Fuchsias are the first flowers I remember in my Mum’s garden when I was very little – I thought they were like ballerinas. My Mum adores fuchsias, and has always had lots of hardy and tender ones all around the garden in pots. I grew up in Berkshire and our garden was heavy London clay so many of her favourite plants were in terracotta pots on the patio – I learnt to garden with her. My Mum is nearly 80 now (please don’t tell her I said that 😉 ) and still has many pots filled with fuchsia, around her large patio – and often brings another fuchsia for our collection. My Chap just smiles and finds another space for them.
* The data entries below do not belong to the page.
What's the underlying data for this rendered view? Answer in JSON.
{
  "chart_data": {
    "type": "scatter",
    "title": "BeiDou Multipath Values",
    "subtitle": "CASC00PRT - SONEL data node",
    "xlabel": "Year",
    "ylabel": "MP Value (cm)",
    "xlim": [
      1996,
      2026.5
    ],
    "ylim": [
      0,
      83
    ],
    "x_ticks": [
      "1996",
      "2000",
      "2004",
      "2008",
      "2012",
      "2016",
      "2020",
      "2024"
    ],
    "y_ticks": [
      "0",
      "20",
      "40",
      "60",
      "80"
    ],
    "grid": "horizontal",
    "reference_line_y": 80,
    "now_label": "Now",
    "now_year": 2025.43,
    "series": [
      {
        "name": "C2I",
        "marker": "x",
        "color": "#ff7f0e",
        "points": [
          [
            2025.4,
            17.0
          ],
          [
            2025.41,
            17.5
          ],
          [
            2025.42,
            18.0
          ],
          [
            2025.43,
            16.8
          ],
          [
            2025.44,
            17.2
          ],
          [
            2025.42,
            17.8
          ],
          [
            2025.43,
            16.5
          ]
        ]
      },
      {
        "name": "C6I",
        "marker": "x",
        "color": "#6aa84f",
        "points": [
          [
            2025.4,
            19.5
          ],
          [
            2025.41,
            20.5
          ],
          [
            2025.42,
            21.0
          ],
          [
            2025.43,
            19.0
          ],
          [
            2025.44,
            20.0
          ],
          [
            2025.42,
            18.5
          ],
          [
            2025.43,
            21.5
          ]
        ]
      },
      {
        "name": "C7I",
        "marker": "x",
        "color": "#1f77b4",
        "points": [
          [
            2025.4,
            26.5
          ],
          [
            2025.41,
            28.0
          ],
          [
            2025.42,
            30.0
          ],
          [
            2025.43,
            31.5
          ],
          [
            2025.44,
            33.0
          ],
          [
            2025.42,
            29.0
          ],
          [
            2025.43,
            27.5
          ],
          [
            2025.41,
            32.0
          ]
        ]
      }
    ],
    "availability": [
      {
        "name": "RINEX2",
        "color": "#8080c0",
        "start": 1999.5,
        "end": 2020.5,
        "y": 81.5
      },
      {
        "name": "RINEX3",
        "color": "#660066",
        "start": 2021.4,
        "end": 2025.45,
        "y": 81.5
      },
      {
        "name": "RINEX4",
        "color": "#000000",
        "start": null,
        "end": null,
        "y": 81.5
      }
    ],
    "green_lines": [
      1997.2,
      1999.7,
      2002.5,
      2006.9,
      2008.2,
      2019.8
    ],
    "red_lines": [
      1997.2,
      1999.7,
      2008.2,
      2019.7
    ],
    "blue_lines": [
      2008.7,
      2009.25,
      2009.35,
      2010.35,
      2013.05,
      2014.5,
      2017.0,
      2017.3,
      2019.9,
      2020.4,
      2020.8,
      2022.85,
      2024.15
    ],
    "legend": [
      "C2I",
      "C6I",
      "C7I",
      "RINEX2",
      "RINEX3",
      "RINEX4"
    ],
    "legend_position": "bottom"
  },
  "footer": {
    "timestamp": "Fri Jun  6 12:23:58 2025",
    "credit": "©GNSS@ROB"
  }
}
I’ve cut cotoneaster too, which is next to the fuchsia by the front door, the bush is covered in red berries and the leaves are turning red – it looks glorious – I don’t know the variety as this was one of the few plants in the garden when I arrived. The cotoneaster is proping up the fuchsia stems just like it does in the garden. The dianthus was a gift and this is the very last flower – the plant never really got going this year as it’s been so wet. I bought the fuchsia in Morrisons of all places and it’s tom thumb (or a relative) – It grows to window hight which makes a lovely view when I’m washing up.
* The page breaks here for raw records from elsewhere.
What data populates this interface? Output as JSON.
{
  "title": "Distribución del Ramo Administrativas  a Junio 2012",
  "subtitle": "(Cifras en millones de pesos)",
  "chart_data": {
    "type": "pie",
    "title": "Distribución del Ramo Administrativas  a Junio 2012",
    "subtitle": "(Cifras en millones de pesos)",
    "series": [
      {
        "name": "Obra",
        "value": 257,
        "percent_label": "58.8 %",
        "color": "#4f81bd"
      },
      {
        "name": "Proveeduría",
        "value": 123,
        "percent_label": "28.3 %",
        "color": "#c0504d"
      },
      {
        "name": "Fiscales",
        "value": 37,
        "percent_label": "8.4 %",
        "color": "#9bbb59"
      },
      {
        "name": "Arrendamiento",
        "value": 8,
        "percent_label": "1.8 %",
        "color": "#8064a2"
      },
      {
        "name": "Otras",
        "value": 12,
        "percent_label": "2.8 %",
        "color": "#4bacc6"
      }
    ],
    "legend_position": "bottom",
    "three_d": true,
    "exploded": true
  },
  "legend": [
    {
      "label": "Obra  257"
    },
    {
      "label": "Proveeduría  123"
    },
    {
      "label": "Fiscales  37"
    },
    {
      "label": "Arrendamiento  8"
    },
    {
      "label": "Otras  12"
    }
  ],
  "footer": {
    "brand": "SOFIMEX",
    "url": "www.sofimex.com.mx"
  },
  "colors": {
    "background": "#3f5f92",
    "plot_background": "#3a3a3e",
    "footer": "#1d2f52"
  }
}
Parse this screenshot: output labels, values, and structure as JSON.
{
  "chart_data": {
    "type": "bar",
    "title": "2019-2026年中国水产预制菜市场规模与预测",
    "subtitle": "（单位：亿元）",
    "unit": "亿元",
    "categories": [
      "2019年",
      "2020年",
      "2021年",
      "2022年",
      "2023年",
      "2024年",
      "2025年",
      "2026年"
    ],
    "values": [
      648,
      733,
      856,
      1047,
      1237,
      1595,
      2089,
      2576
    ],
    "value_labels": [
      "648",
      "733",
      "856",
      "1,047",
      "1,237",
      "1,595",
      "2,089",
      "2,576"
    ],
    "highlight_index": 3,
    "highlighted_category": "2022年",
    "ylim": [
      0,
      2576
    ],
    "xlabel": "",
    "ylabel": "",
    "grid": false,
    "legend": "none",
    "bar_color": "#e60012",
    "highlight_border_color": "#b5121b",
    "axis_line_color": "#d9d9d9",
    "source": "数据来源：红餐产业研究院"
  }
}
I decided to take a photo indoors too – I rarely do take indoor photos of anything as my house is quite dark (north facing) and small so there’s always something in the background.
I painted the jug at ‘Pottery Corner’ in Chorlton*, Manchester in March 2016, using glass paint. It’s just one of the many things I’ve done with my WI pals from Cottonopolis WI www.cottonopoliswi.com, in Ancoats in Manchester. I was really pleased with how well they came out, as I’m quite clumsy and not much of an artist. Do come along if you’re local or look out for a WI – it’s not what you think it will be like 🙂
Looking back – first fuchsias (and first terracotta pots)
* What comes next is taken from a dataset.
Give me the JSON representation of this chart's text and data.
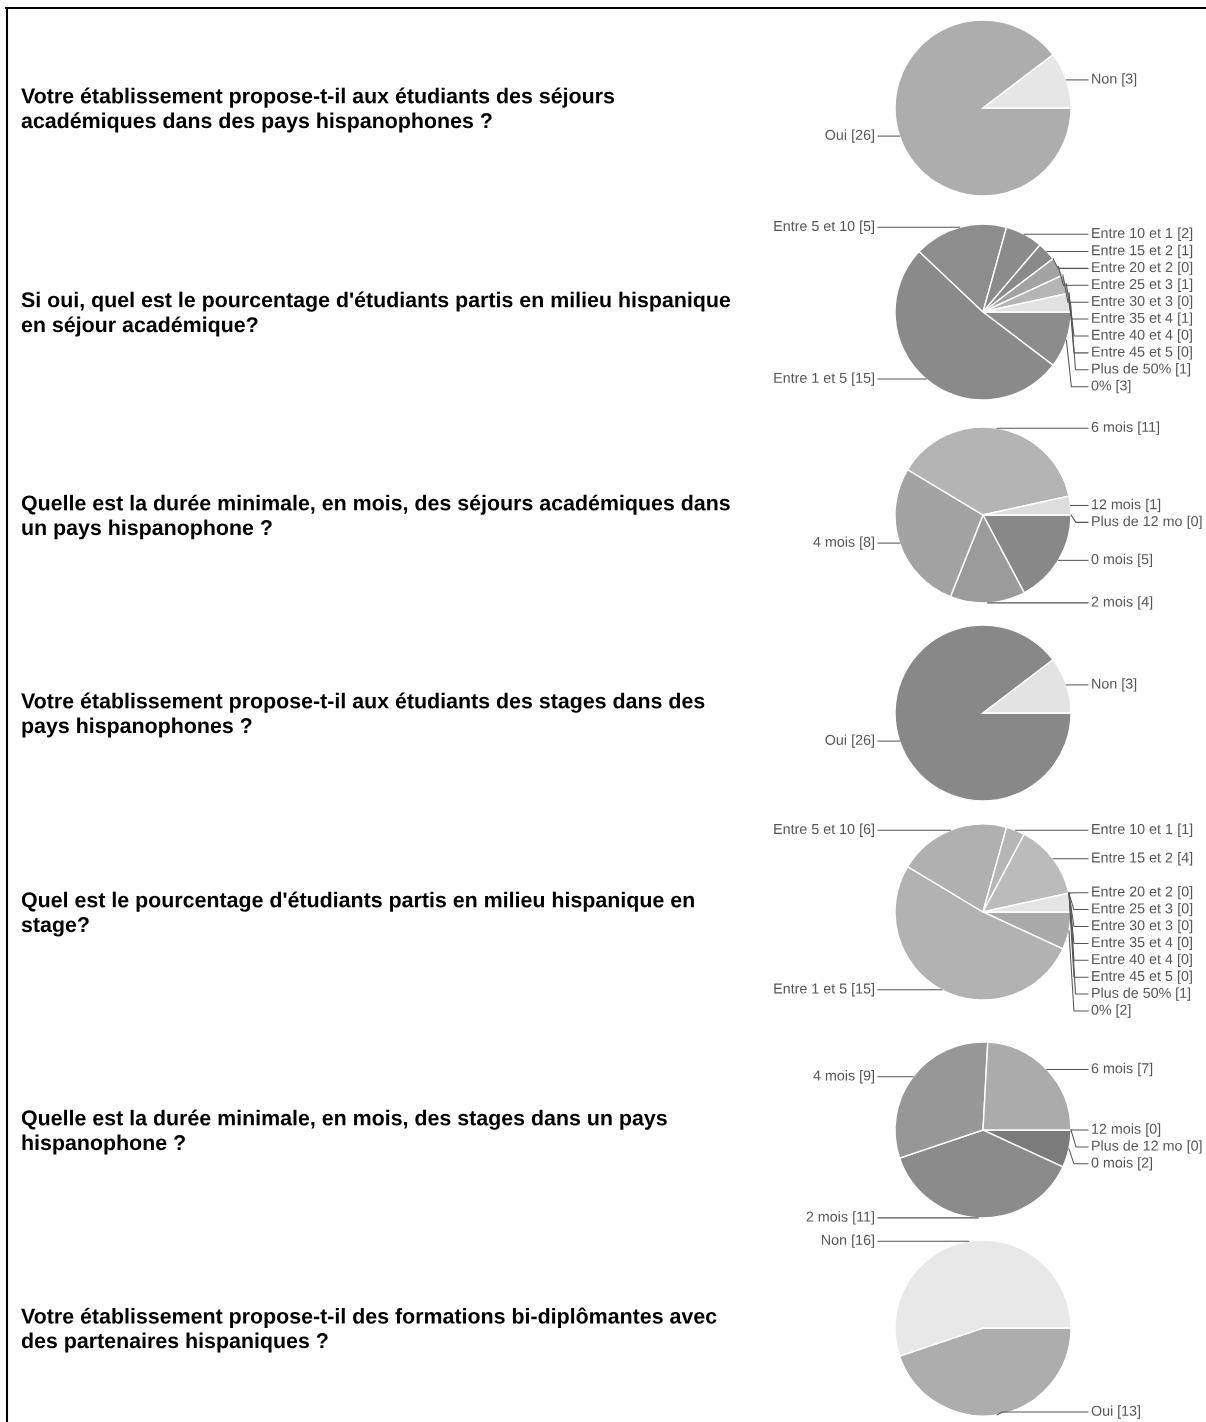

I looked back on Facebook and found some photos of the first pots I had in my garden. My Mum came up to visit in May 2010, bringing some spare terracotta pots, and we spent a happy few hours planting them up. The number of terracotta pots has grown rather alot since then 🙂
In August 2010, I wrote (on facebook),
more pots in my garden – I had such fun planning these… could be turning into a closet gardener…
In fact, I’ve always been a gardener but I lived in flats in Manchester for over 20 years, so had no opportunity to do much. I’d garden when I was at home at my Mum and Dad’s house down South. A small garden was the number one priority when I was looking for a house to buy.
I wrote about my Mum and her love of gardening in one of my early posts in February 2015 and fuchsias get a mention too. Considering how many fuchsias I have around the garden, and how long they flower for, I’m really surprised how rarely they’ve appeared in posts or in Vases:
- Childhood garden memories – 25 Feb 2015
- Fuchsias still flowering – 25 November 2015
- In a Vase on Monday – A long time ago in a galaxy far far away (featuring a fuchsia called Star Wars) – 14 December 2015
I love fuchsias and have plenty of tender ones which live in the garage over the winter (as we don’t have space for a greenhouse). I really must remember to pick and photograph more fuchsias next year.
I’m dreaming of Spring and planting bulbs in pots in the porch where it’s dry and my Chap is distributing the pots around the garden. This week Cathy has a very zingy pink Chrysanthumum which is making me think of high summer. Do have a look at her post on Rambling in the Garden, where people from around the world post pictures of flowers from their gardens and localities. No matter how grey and wet the weather is, these beautiful photos and descriptions lift my mood.
Have a lovely week and I hope it’s dry where you are.
love Bec xx
* I paid full price for my painted vases and wasn’t asked to write a blog post about Pottery Corner.